From: Katharine Thayer ^lt;kthayer@pacifier.com>
Date: 01/27/06-10:13:05 AM Z
Message-id: <E34FB8E8-76D5-4631-B9E9-59EB3CF060A8@pacifier.com>

On Jan 27, 2006, at 7:16 AM, Jack Brubaker wrote:

> It is exciting that these issues are getting serious attention.
> It is too
> soon to rule out any possibilities.Tom's observation that the
> grains of
> pigment are moving in a puddle make me wonder if it is possible
> that static
> electricity might be a factor.

Well, static electricity may well be a factor in holding the pigment
to the substrate; I'm certainly convinced that it was what held the
inversion I made on glass, to the glass, and that might explain why
pigment stain holds onto sized paper even though there's no hardened
gum to hold it in place, which puzzled me. It was obvious that the
inversion I got on glass (black letters where white, or clear in the
case of glass, letters should be at the top of the Stouffer tablet)
was constituted entirely of lamp black pigment, not hardened gum,
because it wiped off easily with a fingertip or a tissue, whereas for
me, hardened gum has to be scraped off glass with a sharp razor blade
and sincere effort.

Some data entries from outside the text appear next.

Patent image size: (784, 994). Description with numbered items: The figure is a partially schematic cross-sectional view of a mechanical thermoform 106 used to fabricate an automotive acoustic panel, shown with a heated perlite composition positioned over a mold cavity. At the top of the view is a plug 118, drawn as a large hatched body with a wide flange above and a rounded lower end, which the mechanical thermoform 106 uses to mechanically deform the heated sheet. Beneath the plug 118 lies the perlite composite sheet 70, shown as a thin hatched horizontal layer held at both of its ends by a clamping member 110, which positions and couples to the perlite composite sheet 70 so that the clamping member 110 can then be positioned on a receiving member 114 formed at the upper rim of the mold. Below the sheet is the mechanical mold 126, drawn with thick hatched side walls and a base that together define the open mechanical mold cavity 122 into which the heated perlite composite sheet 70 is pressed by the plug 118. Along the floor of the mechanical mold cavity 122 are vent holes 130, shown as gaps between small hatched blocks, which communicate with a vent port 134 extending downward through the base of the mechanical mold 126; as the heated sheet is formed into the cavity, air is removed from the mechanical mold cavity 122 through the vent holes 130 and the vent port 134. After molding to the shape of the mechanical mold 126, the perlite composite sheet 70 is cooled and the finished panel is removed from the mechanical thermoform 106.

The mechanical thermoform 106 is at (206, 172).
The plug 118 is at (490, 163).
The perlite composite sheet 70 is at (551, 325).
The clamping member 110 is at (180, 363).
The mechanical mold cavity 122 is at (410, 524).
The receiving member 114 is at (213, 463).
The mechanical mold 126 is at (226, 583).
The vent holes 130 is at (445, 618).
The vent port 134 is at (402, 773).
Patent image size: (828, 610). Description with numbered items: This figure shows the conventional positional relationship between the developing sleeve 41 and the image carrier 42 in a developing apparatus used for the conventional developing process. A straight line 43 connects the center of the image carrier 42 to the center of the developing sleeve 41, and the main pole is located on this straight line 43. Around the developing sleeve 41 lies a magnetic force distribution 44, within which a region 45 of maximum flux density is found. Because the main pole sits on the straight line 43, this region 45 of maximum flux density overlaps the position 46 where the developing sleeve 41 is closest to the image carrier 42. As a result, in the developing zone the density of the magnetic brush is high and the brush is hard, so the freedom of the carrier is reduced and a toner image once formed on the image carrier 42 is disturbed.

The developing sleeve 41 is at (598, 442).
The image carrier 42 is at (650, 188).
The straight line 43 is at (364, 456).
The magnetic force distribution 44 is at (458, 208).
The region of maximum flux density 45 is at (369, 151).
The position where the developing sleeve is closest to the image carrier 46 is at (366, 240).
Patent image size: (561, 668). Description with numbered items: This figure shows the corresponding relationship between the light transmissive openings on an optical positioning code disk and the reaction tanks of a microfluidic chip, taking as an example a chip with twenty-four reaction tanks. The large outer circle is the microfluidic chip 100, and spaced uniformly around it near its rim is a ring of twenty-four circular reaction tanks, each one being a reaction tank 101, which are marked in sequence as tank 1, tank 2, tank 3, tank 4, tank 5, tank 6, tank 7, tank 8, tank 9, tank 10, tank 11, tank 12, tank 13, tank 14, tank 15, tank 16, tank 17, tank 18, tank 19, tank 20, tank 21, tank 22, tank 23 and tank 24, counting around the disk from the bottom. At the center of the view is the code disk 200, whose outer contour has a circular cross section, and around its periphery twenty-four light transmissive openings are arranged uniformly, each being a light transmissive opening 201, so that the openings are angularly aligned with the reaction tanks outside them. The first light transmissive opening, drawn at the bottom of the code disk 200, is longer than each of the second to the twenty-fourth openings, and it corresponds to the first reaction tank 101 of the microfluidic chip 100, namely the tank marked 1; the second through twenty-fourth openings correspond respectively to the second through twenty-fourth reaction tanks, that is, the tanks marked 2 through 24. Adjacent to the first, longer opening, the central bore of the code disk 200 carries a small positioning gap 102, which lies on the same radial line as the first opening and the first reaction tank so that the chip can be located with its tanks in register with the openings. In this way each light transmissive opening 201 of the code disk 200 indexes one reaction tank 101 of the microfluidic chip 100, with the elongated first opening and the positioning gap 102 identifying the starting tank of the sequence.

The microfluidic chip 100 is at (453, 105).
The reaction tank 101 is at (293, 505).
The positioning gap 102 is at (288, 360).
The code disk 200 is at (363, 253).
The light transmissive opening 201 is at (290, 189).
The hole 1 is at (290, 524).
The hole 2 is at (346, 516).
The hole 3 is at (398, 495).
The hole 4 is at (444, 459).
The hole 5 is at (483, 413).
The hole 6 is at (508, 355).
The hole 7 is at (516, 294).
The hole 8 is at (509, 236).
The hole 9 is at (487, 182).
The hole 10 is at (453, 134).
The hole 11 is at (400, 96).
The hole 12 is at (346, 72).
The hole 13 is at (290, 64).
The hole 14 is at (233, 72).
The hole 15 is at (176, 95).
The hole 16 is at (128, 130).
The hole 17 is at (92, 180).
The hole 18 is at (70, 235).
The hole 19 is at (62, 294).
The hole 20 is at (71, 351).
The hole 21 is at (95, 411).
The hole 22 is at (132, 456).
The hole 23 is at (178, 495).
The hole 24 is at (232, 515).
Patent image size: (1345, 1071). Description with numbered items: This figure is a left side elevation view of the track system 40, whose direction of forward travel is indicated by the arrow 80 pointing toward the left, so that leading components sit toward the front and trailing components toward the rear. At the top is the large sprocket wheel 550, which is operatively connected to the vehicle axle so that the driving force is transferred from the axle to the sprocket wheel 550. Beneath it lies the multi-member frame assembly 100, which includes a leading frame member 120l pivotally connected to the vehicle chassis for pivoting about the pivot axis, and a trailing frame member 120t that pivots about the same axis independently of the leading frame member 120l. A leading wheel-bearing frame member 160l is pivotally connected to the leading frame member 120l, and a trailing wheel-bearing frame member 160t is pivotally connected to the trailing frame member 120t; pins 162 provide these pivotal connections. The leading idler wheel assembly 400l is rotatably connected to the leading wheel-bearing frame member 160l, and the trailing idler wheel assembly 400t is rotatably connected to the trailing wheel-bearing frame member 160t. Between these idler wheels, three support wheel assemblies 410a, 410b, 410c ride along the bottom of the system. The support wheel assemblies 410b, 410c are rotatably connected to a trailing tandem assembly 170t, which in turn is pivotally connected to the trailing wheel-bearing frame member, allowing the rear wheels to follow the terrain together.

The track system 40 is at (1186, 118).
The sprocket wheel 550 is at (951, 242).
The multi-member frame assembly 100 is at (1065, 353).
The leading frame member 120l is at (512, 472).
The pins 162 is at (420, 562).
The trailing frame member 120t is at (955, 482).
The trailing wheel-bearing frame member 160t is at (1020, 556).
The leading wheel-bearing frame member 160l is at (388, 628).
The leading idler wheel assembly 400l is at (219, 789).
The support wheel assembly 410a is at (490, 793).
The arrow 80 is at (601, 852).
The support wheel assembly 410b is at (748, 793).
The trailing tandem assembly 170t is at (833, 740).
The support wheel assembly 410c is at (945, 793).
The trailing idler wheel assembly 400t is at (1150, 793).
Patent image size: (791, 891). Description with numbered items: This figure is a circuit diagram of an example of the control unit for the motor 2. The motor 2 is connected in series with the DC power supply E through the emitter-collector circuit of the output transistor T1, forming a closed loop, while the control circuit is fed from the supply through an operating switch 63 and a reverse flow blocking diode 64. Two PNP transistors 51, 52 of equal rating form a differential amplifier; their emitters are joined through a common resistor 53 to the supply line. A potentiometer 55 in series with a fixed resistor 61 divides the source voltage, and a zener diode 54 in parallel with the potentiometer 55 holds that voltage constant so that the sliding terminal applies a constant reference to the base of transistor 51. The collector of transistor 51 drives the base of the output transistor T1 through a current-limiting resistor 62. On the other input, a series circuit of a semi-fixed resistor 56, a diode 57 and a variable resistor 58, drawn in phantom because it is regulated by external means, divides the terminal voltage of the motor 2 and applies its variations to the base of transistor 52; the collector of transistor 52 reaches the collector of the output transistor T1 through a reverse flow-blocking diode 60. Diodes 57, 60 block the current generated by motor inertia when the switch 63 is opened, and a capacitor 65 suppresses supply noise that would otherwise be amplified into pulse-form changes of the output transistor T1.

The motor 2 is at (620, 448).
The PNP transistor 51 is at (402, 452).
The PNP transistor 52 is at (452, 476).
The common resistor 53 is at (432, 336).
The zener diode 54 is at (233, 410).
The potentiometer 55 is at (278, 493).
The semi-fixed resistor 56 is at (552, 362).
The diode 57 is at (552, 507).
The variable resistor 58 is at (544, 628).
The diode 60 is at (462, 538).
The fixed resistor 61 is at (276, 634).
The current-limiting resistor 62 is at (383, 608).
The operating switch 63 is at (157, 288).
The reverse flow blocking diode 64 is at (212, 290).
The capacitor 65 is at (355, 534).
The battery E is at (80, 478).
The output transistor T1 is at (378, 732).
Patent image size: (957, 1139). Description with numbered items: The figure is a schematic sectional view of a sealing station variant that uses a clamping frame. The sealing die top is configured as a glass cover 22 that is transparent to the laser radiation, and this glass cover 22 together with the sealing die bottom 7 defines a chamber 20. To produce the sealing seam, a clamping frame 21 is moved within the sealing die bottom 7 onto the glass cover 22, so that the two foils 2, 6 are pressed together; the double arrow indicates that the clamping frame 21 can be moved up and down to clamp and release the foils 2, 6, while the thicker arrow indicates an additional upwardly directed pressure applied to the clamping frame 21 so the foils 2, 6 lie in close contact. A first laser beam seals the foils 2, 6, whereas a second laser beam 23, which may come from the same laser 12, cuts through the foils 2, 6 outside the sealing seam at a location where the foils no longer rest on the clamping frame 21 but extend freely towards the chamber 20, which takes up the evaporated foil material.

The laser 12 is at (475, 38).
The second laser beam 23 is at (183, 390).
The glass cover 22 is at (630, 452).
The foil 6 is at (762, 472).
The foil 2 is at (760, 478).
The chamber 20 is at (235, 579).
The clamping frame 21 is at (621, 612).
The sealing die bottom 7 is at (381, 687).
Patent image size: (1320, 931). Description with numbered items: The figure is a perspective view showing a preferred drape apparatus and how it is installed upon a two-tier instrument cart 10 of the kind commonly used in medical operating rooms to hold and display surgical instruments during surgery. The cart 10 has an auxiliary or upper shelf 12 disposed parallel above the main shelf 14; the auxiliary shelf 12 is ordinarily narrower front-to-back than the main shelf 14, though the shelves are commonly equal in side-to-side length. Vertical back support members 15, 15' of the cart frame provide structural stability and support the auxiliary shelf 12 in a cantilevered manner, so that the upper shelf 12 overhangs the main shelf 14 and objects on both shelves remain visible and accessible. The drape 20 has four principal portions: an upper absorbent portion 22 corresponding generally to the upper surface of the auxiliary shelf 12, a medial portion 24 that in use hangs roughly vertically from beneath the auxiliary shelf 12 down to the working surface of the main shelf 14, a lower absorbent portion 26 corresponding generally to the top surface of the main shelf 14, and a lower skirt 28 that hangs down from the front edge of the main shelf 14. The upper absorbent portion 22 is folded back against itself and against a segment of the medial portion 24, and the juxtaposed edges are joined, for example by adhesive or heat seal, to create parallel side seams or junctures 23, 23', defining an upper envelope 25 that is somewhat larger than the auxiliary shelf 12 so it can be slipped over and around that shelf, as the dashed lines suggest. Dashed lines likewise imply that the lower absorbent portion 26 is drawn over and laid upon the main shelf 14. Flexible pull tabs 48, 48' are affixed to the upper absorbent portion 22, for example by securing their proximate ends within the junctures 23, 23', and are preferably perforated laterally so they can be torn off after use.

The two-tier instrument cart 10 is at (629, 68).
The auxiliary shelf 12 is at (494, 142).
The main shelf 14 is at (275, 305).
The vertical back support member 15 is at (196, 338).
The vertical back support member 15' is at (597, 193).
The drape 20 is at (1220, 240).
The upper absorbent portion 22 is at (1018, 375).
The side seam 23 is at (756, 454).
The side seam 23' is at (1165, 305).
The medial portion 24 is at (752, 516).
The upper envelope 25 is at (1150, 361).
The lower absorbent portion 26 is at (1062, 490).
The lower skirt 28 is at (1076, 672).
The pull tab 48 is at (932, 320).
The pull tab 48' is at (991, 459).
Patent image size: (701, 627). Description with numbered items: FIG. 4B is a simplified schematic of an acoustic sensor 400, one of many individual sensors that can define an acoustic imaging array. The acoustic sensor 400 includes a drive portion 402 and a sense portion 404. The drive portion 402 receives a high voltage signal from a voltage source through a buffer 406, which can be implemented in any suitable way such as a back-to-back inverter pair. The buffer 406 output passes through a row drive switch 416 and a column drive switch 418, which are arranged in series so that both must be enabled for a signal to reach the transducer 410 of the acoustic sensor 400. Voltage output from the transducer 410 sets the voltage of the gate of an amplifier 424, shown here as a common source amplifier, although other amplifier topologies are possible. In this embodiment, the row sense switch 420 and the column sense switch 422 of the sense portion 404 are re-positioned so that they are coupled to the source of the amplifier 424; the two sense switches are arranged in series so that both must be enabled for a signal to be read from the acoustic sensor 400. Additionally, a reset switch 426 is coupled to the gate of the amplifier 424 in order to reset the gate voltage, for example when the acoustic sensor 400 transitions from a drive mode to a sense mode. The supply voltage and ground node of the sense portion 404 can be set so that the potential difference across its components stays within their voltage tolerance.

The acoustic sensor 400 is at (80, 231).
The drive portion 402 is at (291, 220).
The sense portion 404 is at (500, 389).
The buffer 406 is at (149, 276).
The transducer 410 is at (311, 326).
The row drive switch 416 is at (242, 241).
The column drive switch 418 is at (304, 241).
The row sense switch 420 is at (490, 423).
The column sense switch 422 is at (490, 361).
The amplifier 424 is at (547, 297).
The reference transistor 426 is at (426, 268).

That's the point at which I became completely
comfortable saying that the inversion is just another kind of
pigment stain, when I saw there wasn't anything there but pigment.
And the fact that Tom has looked closely at his inversion and found
it made of clumps of loose pigment, just provides more support for
that comfort.

> I apply powder (pigment in small grains of
> plastic binder) to my metalwork via a static electric powder coating
> process. It is amazing how little charge is needed to aggressively
> hold the
> powder in place on the metal substrate. The Xerox process perfected
> the
> photocopy use of light and static charge. Perhaps there is some
> weak static
> charge generated in the environment under the darker areas of the
> negative.
> That the grains are loose in a puddle doesn't sound like a hardened
> gum from
> heat having crosslinked the gum. But, perhaps some combination of
> heat and
> other factors causes the beginning of a weak crosslink coupled with
> a static
> charge. The above are wild guesses for the sake of continuing the
> dialog.

Naw, there's no crosslinking here, just plain old pigment stain. IMO.